No creo que nadie le cuestionara a mi abuelo Paco en el 1970 si le apasionaba su trabajo, que consistía en criar animales para después matarlos y comerlos. Nadie se lo preguntó porque sencillamente era un trabajo que se sostenía por la necesidad de alimentar a una familia. Quizás por eso él no entendió nunca que sus hijos se profesionalizaran en lugar de continuar con el negocio familiar.
Aquellos hijos, hoy padres, trataron de dar un paso más: estudiar o trabajar en cosas que les pudieran medianamente gustar, con una jornada laboral regulada que no supiera un desgaste físico atroz. Nuestros padres, que confiaron en las letras de la movida, se creyeron lo suficientemente fuertes y libres para cambiar el paradigma: criarnos en la dignidad del que hace lo que le gusta para poder vivir.
La necesidad desapareció y con la sencillez del curso de las cosas se nos educó en la cualificación como llave de apertura de todas las puertas del mundo. De pronto pasamos a ser los que teníamos la oportunidad de estudiar. Y con todo el peso de las oportunidades nos vimos envueltos en la que parecía la solución a todos los problemas: hacer una carrera.
Sin embargo, no contentos con eso, la sociedad nos enredó en una suerte de obligación subyacente que pasaba por una palabra horrorosa: vocación. Se nos pedía que, en medio de la quimera de la juventud con un pavo de manual decidiéramos con perspectiva qué era aquello para lo que habíamos nacido y lo lleváramos a cabo.

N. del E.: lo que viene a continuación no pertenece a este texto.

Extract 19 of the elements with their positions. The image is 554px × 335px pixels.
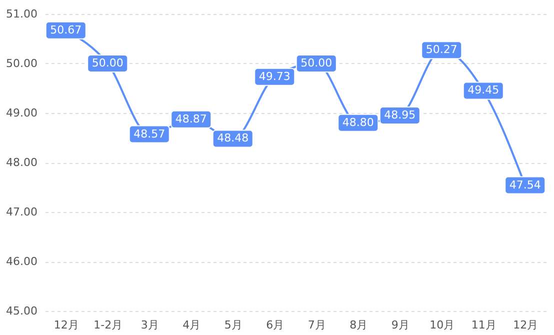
y-tick-label: 51.00 — [6, 8, 38, 20]
x-tick-label: 4月 — [182, 318, 201, 332]
y-tick-label: 50.00 — [6, 57, 38, 70]
y-tick-label: 46.00 — [6, 255, 38, 268]
x-tick-label: 7月 — [308, 318, 326, 332]
x-tick-label: 1-2月 — [94, 318, 123, 332]
x-tick-label: 12月 — [54, 318, 79, 332]
y-tick-label: 45.00 — [6, 304, 38, 318]
x-tick-label: 5月 — [224, 318, 242, 332]
x-tick-label: 8月 — [350, 318, 368, 332]
x-tick-label: 12月 — [513, 318, 538, 332]
x-tick-label: 9月 — [391, 318, 410, 332]
x-tick-label: 10月 — [430, 318, 455, 332]
x-tick-label: 3月 — [140, 318, 159, 332]
x-tick-label: 6月 — [266, 318, 284, 332]
y-tick-label: 48.00 — [6, 156, 38, 169]
x-tick-label: 11月 — [471, 318, 496, 332]
y-tick-label: 49.00 — [6, 106, 38, 120]
y-tick-label: 47.00 — [6, 206, 38, 218]
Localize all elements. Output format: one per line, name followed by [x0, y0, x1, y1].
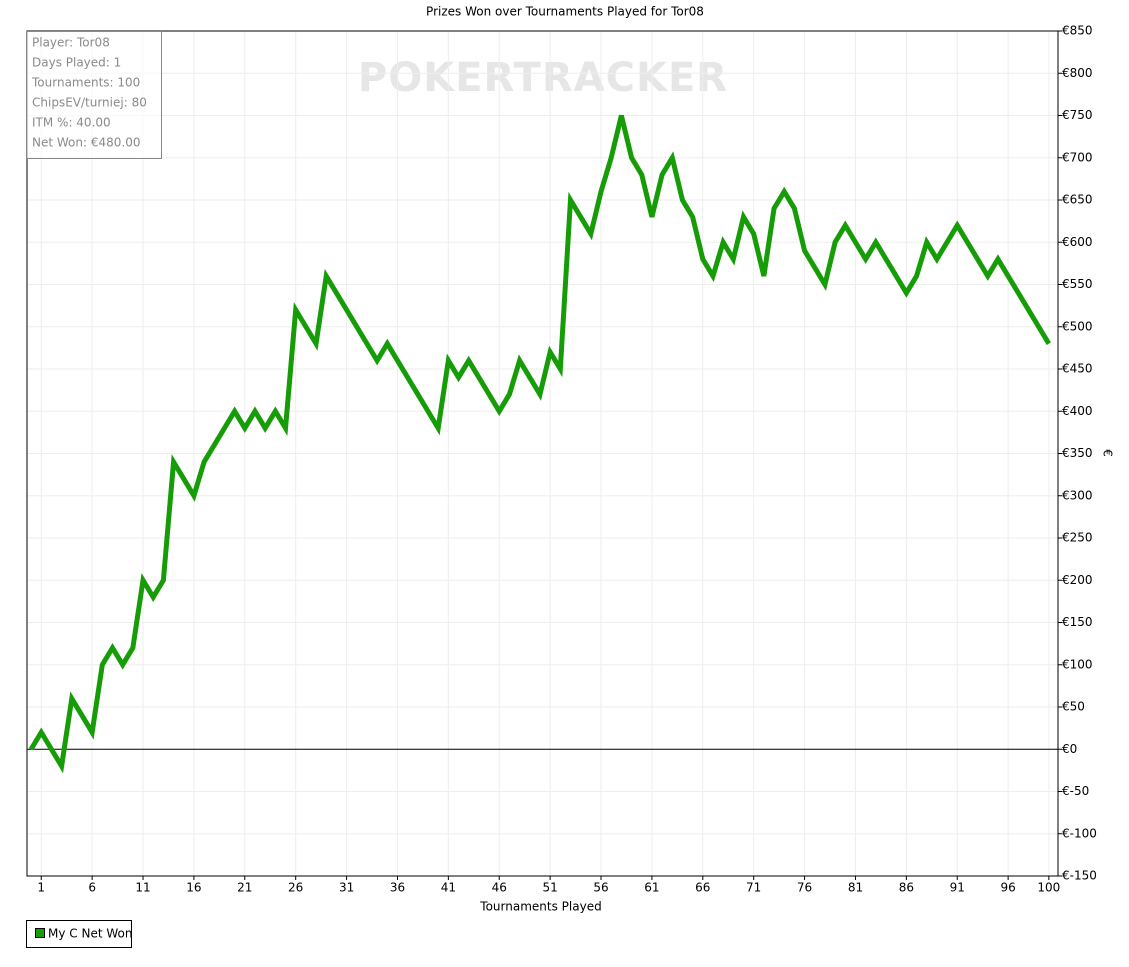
y-tick-label: €350 — [1062, 446, 1093, 460]
y-tick-label: €700 — [1062, 150, 1093, 164]
stats-text: Tournaments: 100 — [31, 76, 140, 90]
x-tick-label: 21 — [237, 881, 252, 895]
x-tick-label: 76 — [797, 881, 812, 895]
chart-title: Prizes Won over Tournaments Played for T… — [426, 5, 704, 19]
x-tick-label: 56 — [593, 881, 608, 895]
x-tick-label: 16 — [186, 881, 201, 895]
stats-text: ChipsEV/turniej: 80 — [32, 96, 147, 110]
y-tick-label: €800 — [1062, 66, 1093, 80]
x-tick-label: 81 — [848, 881, 863, 895]
x-tick-label: 61 — [644, 881, 659, 895]
x-tick-label: 91 — [950, 881, 965, 895]
x-tick-label: 96 — [1000, 881, 1015, 895]
y-tick-label: €-150 — [1062, 869, 1097, 883]
y-tick-label: €250 — [1062, 531, 1093, 545]
x-axis-label: Tournaments Played — [479, 900, 601, 914]
y-tick-label: €600 — [1062, 235, 1093, 249]
y-tick-label: €300 — [1062, 488, 1093, 502]
y-tick-label: €100 — [1062, 657, 1093, 671]
legend-swatch — [35, 928, 45, 938]
y-tick-label: €50 — [1062, 700, 1085, 714]
y-tick-label: €450 — [1062, 362, 1093, 376]
y-tick-label: €-50 — [1062, 784, 1089, 798]
y-tick-label: €650 — [1062, 193, 1093, 207]
y-tick-label: €850 — [1062, 24, 1093, 38]
data-line — [28, 114, 1051, 774]
y-tick-label: €200 — [1062, 573, 1093, 587]
y-tick-label: €750 — [1062, 108, 1093, 122]
x-tick-label: 31 — [339, 881, 354, 895]
x-tick-label: 26 — [288, 881, 303, 895]
y-tick-label: €-100 — [1062, 826, 1097, 840]
x-tick-label: 66 — [695, 881, 710, 895]
y-axis-label: € — [1101, 449, 1115, 457]
stats-text: Days Played: 1 — [32, 56, 121, 70]
x-tick-label: 51 — [542, 881, 557, 895]
stats-text: ITM %: 40.00 — [32, 116, 111, 130]
y-tick-label: €400 — [1062, 404, 1093, 418]
legend-label: My C Net Won — [48, 927, 132, 941]
stats-text: Net Won: €480.00 — [32, 136, 140, 150]
x-tick-label: 86 — [899, 881, 914, 895]
y-tick-label: €500 — [1062, 319, 1093, 333]
stats-text: Player: Tor08 — [32, 36, 110, 50]
x-tick-label: 41 — [441, 881, 456, 895]
y-tick-label: €550 — [1062, 277, 1093, 291]
x-tick-label: 6 — [88, 881, 96, 895]
x-tick-label: 71 — [746, 881, 761, 895]
y-tick-label: €0 — [1062, 742, 1077, 756]
x-tick-label: 36 — [390, 881, 405, 895]
y-tick-label: €150 — [1062, 615, 1093, 629]
stats-box — [26, 31, 162, 159]
plot-frame — [26, 30, 1059, 877]
x-tick-label: 11 — [135, 881, 150, 895]
x-tick-label: 1 — [37, 881, 45, 895]
x-tick-label: 46 — [492, 881, 507, 895]
watermark: POKERTRACKER — [358, 55, 728, 101]
x-tick-label: 100 — [1037, 881, 1060, 895]
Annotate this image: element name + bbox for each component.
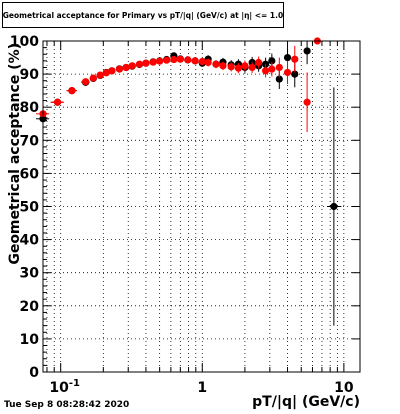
data-point-red [275, 63, 283, 72]
data-point-red [248, 63, 256, 72]
data-point-red [115, 65, 124, 73]
data-point-red [268, 65, 276, 73]
data-point-black [330, 202, 338, 211]
data-point-red [128, 62, 136, 70]
y-tick-label: 40 [20, 233, 40, 249]
plot-area [43, 41, 360, 372]
data-point-red [68, 87, 76, 95]
data-point-black [268, 57, 276, 65]
data-point-red [156, 57, 164, 65]
y-tick-label: 20 [20, 299, 40, 315]
data-point-red [149, 58, 157, 66]
data-point-red [291, 55, 299, 63]
data-point-red [108, 67, 116, 75]
y-tick-label: 90 [20, 67, 40, 83]
data-point-red [163, 56, 171, 64]
data-point-red [170, 55, 178, 64]
data-point-red [234, 64, 243, 72]
data-point-red [89, 74, 97, 82]
x-axis-label: pT/|q| (GeV/c) [252, 394, 360, 410]
data-point-red [241, 62, 249, 70]
data-point-red [53, 98, 62, 106]
data-point-red [219, 62, 227, 70]
y-tick-label: 0 [29, 365, 39, 381]
data-point-red [122, 63, 130, 72]
y-axis-label: Geometrical acceptance (%) [7, 43, 23, 265]
timestamp: Tue Sep 8 08:28:42 2020 [4, 400, 130, 410]
data-point-red [191, 57, 199, 65]
data-point-black [283, 53, 292, 62]
data-point-red [227, 63, 235, 71]
y-tick-label: 70 [20, 133, 40, 149]
data-point-black [275, 75, 283, 83]
data-point-red [135, 60, 144, 68]
y-tick-label: 50 [20, 200, 40, 216]
data-point-red [261, 67, 270, 75]
data-point-red [198, 57, 206, 66]
y-tick-label: 80 [20, 100, 40, 116]
data-point-red [303, 98, 311, 106]
data-point-black [303, 47, 311, 55]
plot-frame [42, 40, 361, 373]
data-point-red [184, 56, 192, 64]
data-point-red [176, 55, 184, 63]
data-point-black [291, 70, 299, 78]
data-point-red [102, 69, 110, 77]
data-point-red [283, 68, 292, 77]
data-point-red [82, 78, 90, 86]
x-tick-label: 1 [197, 380, 207, 396]
y-tick-label: 100 [10, 34, 39, 50]
x-tick-label: 10-1 [49, 378, 80, 396]
data-point-red [255, 58, 263, 67]
y-tick-label: 30 [20, 266, 40, 282]
data-point-red [204, 58, 212, 67]
data-point-red [212, 60, 220, 68]
data-point-red [142, 59, 150, 67]
data-point-red [96, 71, 104, 79]
chart-title-box: Geometrical acceptance for Primary vs pT… [2, 2, 284, 28]
chart-title: Geometrical acceptance for Primary vs pT… [2, 10, 284, 20]
y-tick-label: 60 [20, 166, 40, 182]
x-tick-label: 10 [334, 380, 354, 396]
y-tick-label: 10 [20, 332, 40, 348]
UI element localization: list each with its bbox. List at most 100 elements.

En unos años, los hijos de aquellos padres éramos abogados, economistas, médicos, enfermeros, profesores. Éramos lo que nos habían pedido que fuéramos. Pero nadie nos avisó de que probablemente no nos gustaría lo que habíamos estudiado. La pasión no era el google maps de la independencia económica. Y en medio de la fiesta, con las expectativas por las nubes, nos avisaron de que se cortaba la música.
Y aquellos niños que vieron como el decorado caía sobre sus hombros son ahora los restos de una generación semiperdida que nos llaman de cristal porque estamos frustrados y vamos a terapia. Una generación que busca ilusionarse con todo lo que hace porque aún cree que la promesa del ascensor social les llevará a la luz de la azotea. Una generación débil como hojaldre que se rompe porque no conoce —dicen— el calor del esfuerzo.
Pero con la autoridad que nos da ir a bordo de este naufragio diré que hemos tenido que activar el artefacto en aras de conformar un proyecto de vida relativamente estable. Y hemos depositado esfuerzo, ganas, dedicación y disciplina para poder tirar de un engranaje que no funcionaba con el polvo mágico de la vocación.
Y con el donaire del que vive lo que escribe diré que la pasión es un constructo arcaico —algo romantizado— que no es más en realidad que entusiasmarse con el proceso. Y porque como dijo J de camino a la fiscalía: «uno tiene la fea costumbre de querer comer tres veces al día». Y a mí eso, te diré, me apasiona.